A finales de los años cuarenta Nicholas Ray dirigía «Llamad a cualquier puerta», un alegato contra las injusticias sociales, con un Humphrey Bogart que encarnaba a un abogado liberal que tenía que defender a un joven John Derek acusado de asesinar a un policía. La tesis consistía en culpar a la sociedad de la acción de la persona, exculpando en cierta manera la responsabilidad individual sometida al entorno y a las desigualdades económicas. Es cuanto menos curioso, que casi setenta años después se siga manteniendo el mismo discurso, pues «Guardián y verdugo» guarda un paralelismo manifiesto con la idea central del clásico antes mencionado, con la salvedad del resultado final pues la realización de Oliver Schmitz queda lejos de la de Nicholas Ray y por mucho que se anuncie en los créditos iniciales el «basado en hechos reales», la sensación de inverosimilitud tiñe todo el cuadro de esta producción sudafricana.
Lo que se cuenta en «Guardián y verdugo» es el caso sucedido a finales de los años ochenta donde un «muchacho blanco» asesinó a siete jugadores de un equipo de fútbol de raza negra por una discusión de tráfico. Un militante abogado en contra de la pena de muerte será el único que decida defender al tipo de una casi segura condena. Indagando en los factores externos, se descubrirá el horroroso trabajo como funcionario de prisiones en «el corredor de la muerte» donde ese año baten cualquier registro en lo que ejecuciones se refiere quebrando el estado mental de un «chaval» de diecisiete años que eligió ese trabajo para librarse de un servicio militar que conllevaba ir a la guerra de Angola.
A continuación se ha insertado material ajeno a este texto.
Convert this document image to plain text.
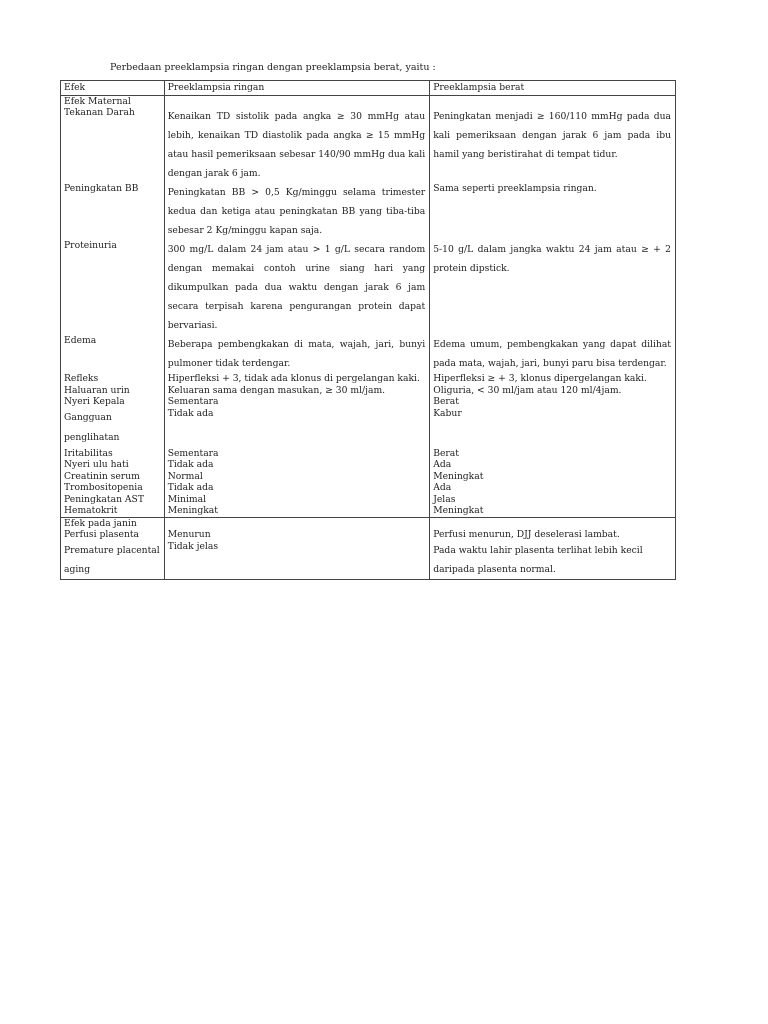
Perbedaan preeklampsia ringan dengan preeklampsia berat, yaitu :
Efek	Preeklampsia ringan	Preeklampsia berat
Efek Maternal		
Tekanan Darah	Kenaikan TD sistolik pada angka ≥ 30 mmHg atau lebih, kenaikan TD diastolik pada angka ≥ 15 mmHg atau hasil pemeriksaan sebesar 140/90 mmHg dua kali dengan jarak 6 jam.	Peningkatan menjadi ≥ 160/110 mmHg pada dua kali pemeriksaan dengan jarak 6 jam pada ibu hamil yang beristirahat di tempat tidur.
Peningkatan BB	Peningkatan BB > 0,5 Kg/minggu selama trimester kedua dan ketiga atau peningkatan BB yang tiba-tiba sebesar 2 Kg/minggu kapan saja.	Sama seperti preeklampsia ringan.
Proteinuria	300 mg/L dalam 24 jam atau > 1 g/L secara random dengan memakai contoh urine siang hari yang dikumpulkan pada dua waktu dengan jarak 6 jam secara terpisah karena pengurangan protein dapat bervariasi.	5-10 g/L dalam jangka waktu 24 jam atau ≥ + 2 protein dipstick.
Edema	Beberapa pembengkakan di mata, wajah, jari, bunyi pulmoner tidak terdengar.	Edema umum, pembengkakan yang dapat dilihat pada mata, wajah, jari, bunyi paru bisa terdengar.
Refleks	Hiperfleksi + 3, tidak ada klonus di pergelangan kaki.	Hiperfleksi ≥ + 3, klonus dipergelangan kaki.
Haluaran urin	Keluaran sama dengan masukan, ≥ 30 ml/jam.	Oliguria, < 30 ml/jam atau 120 ml/4jam.
Nyeri Kepala	Sementara	Berat
Gangguan penglihatan	Tidak ada	Kabur
Iritabilitas	Sementara	Berat
Nyeri ulu hati	Tidak ada	Ada
Creatinin serum	Normal	Meningkat
Trombositopenia	Tidak ada	Ada
Peningkatan AST	Minimal	Jelas
Hematokrit	Meningkat	Meningkat
Efek pada janin		
Perfusi plasenta	Menurun	Perfusi menurun, DJJ deselerasi lambat.
Premature placental aging	Tidak jelas	Pada waktu lahir plasenta terlihat lebih kecil daripada plasenta normal.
El problema reside en el enorme maniqueísmo con que se trata a todos los personajes y un guion irregular donde las acciones y diálogos en algunas ocasiones rozan la vergüenza ajena (por ejemplo,el momento en que el chico se derrumba a llorar desconsoladamente en el suelo por el ruido de la puerta de la furgoneta o la relación con su superior directo, un bigotudo fascista sin un ápice de empatía y compasión). Por desgracia esto lastra el resultado final y todas sus buenas intenciones, pues en su haber hay que decir que la cinta de Schmitz está bien contada y su hora y tres cuartos de metraje posee ritmo y no aburre, con una idea bien definida de narrar el juicio intercalando «flash backs» del trabajo del acusado en el interior de la prisión, junto con una encomiable labor actoral capitaneada por un estupendo Steve Coogan, uno de esos portentosos intérpretes británicos que valen casi para cualquier papel, ayudado por Andrea Riseborough como la competente fiscal y que consiguen que al final se consiga el aprobado.
Pero, eso sí, que poco han evolucionado ciertas ideas cuando se mantienen postulados de la primera mitad del siglo XX, teorías «buenistas» que intentan convertir a los asesinos en víctimas, culpando de todo a la sociedad occidental y las injusticias que genera. Modo de ver la vida muy en la linea de los posmodernos y de aquellos que creen como valores intocables la igualdad y la bondad intrínseca del ser humano. De ahí que el único garante de ello deba ser el Estado (con mayúscula) que se arroga las labores del progenitor o de Dios (también con mayúscula) para buscar nuestro bienestar y que no debamos preocuparnos por casi nada más que agradecer lo que se nos ofrece como dádiva. Forma de ver el mundo donde la libertad es secundaria, ya que implica mayor responsabilidad, y que convierte al hombre en siervo más que en ciudadano, en una eterna adolescencia. Lo sorprendente es comprobar como siempre que existe una crisis económica estas ideas suelen aflorar entre la colectividad. Y es que siempre es más sencillo culpar a otros de los males que nos afligen que encararlos o asumir la culpa, aunque con ello se llegue a nauseabundas aseveraciones como disculpar a una persona que asesine a otros inmisericordemente. Más que progreso caminamos hacia la regresión.